Reynolds Price, Novelist (picture courtesy of Duke University) |
He has helped me to articulate my sense of human nature as essentially good but prone to slip into destructiveness. For example he referred to many of his characters as "decent outlaws"--a phrase I have often used to describe several of the characters of the Hebrew Scriptures such as Jacob the Patriarch, and implicitly myself and other members of my tribe.
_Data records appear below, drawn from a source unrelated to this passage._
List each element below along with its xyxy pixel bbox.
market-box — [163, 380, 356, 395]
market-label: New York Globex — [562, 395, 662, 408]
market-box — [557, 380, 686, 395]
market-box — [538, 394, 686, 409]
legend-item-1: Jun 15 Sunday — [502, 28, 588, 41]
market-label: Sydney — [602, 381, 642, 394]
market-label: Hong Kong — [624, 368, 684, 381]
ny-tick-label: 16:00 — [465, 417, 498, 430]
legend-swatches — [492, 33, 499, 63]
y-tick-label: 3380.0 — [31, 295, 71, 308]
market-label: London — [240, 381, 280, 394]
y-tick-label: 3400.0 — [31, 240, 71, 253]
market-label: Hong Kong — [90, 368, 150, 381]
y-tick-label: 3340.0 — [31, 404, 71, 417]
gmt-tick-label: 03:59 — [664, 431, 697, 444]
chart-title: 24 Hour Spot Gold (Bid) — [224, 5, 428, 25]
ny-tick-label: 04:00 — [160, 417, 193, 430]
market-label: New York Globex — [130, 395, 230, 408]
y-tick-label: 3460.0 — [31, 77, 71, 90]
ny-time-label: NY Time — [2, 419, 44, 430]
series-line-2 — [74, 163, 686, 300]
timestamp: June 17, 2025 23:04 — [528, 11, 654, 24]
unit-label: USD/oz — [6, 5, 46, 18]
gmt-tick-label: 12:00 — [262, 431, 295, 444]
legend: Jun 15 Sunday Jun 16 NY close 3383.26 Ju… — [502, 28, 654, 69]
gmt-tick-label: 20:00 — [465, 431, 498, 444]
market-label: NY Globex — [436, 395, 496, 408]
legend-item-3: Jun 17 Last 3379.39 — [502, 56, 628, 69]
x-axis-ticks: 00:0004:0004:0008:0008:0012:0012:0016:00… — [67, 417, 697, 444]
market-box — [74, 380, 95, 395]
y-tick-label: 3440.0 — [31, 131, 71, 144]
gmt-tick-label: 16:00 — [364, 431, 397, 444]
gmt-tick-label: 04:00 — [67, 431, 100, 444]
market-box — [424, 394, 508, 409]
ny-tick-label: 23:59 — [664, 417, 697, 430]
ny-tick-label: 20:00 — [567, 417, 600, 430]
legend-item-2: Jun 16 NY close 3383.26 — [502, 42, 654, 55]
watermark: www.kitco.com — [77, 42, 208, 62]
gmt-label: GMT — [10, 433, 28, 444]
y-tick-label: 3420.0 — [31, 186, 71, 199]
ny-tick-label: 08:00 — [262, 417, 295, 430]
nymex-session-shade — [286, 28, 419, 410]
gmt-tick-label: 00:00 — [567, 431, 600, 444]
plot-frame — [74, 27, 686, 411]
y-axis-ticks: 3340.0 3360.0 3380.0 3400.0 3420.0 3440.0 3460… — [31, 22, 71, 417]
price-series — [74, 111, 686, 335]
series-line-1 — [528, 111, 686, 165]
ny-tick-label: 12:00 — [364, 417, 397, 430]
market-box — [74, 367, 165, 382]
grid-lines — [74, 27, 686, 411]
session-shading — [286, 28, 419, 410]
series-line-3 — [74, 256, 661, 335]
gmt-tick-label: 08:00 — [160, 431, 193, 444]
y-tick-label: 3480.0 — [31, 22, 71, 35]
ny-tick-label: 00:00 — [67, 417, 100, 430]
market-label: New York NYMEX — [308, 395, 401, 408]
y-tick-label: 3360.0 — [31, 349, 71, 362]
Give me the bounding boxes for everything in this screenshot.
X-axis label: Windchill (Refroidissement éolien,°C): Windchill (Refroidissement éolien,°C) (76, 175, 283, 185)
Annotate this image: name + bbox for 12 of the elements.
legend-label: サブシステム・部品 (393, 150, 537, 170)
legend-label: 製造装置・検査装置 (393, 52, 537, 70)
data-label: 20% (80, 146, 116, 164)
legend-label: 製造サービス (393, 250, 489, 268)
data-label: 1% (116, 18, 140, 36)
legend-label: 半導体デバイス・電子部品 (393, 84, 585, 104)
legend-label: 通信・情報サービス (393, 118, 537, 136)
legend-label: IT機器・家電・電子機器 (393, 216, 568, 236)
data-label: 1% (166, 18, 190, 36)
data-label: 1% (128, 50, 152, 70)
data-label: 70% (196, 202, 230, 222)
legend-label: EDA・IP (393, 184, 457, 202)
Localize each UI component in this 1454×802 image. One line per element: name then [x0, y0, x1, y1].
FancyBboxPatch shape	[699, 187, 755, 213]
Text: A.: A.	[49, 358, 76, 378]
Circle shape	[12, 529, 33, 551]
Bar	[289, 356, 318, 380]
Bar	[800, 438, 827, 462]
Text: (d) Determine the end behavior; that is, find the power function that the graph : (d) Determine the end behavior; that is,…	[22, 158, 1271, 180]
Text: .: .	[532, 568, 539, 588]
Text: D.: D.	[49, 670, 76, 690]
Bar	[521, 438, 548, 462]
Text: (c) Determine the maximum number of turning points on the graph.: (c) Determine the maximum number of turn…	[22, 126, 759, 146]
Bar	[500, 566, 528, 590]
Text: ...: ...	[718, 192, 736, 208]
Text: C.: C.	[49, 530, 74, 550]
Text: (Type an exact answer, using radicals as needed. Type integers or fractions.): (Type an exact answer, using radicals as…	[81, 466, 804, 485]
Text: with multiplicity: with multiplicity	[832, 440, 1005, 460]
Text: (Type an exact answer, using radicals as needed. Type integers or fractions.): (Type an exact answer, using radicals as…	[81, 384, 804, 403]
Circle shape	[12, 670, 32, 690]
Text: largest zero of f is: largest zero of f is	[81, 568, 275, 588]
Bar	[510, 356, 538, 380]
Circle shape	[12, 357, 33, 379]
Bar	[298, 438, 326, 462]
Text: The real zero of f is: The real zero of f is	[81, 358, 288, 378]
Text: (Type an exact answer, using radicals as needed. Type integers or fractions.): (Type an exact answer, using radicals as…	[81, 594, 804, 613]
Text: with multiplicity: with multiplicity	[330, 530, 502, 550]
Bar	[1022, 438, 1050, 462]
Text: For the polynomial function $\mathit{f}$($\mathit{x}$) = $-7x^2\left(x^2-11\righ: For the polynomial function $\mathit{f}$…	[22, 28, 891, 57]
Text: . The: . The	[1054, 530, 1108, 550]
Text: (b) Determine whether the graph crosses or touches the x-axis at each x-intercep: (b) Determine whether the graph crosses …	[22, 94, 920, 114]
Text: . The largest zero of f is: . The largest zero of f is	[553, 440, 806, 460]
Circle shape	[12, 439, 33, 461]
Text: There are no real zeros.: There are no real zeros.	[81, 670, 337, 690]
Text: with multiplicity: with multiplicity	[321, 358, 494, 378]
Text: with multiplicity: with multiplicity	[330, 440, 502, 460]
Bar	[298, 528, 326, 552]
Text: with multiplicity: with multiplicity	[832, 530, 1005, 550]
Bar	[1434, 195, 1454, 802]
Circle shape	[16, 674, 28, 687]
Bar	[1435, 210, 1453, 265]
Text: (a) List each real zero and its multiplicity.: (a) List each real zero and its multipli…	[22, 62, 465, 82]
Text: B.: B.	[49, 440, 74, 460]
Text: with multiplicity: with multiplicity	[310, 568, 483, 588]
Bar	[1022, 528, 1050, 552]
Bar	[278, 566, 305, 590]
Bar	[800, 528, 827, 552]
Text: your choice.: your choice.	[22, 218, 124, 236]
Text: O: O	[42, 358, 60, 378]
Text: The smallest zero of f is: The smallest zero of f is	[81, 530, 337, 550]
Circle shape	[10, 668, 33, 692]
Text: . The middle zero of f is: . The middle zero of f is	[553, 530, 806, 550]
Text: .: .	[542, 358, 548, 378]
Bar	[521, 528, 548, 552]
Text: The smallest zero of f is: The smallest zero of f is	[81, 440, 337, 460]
I was consistently drawn to and warmed by his underlying spirituality, drawn from his own experiences of mystical awareness. In his book Letter to a Man in the Fire (Scribner, 1999, p. 27), he wrote:
"Starting on a warm afternoon in the summer of 1939, when I was wandering alone in the pine woods by our suburban house in piedmont North Carolina, I've experienced moments of sustained calm awareness that subsequent questioning has never discounted. These moments, which recurred at unpredictable and widely spaced intervals till some thirteen years ago, still seem to me undeniable manifestations of the Creator's benign, or patiently watchful, interest in particular stretches of my life, though perhaps not all of it. And each of these moments--never lasting for more than seconds but seeming, in retrospect, hours long--has taken the form of sudden and entirely unsought breakings-in upon my consciousness of a demonstration that all of visible and invisible nature (myself included) is a single reality, a single thought from a central mind."
Because I am one who relishes experiences of the Holy, I have appreciated the consummate word-smithing of Reynolds Price that has helped me make sense of them in light of the Christian tradition.
Not having Reynolds Price alive and writing is a loss!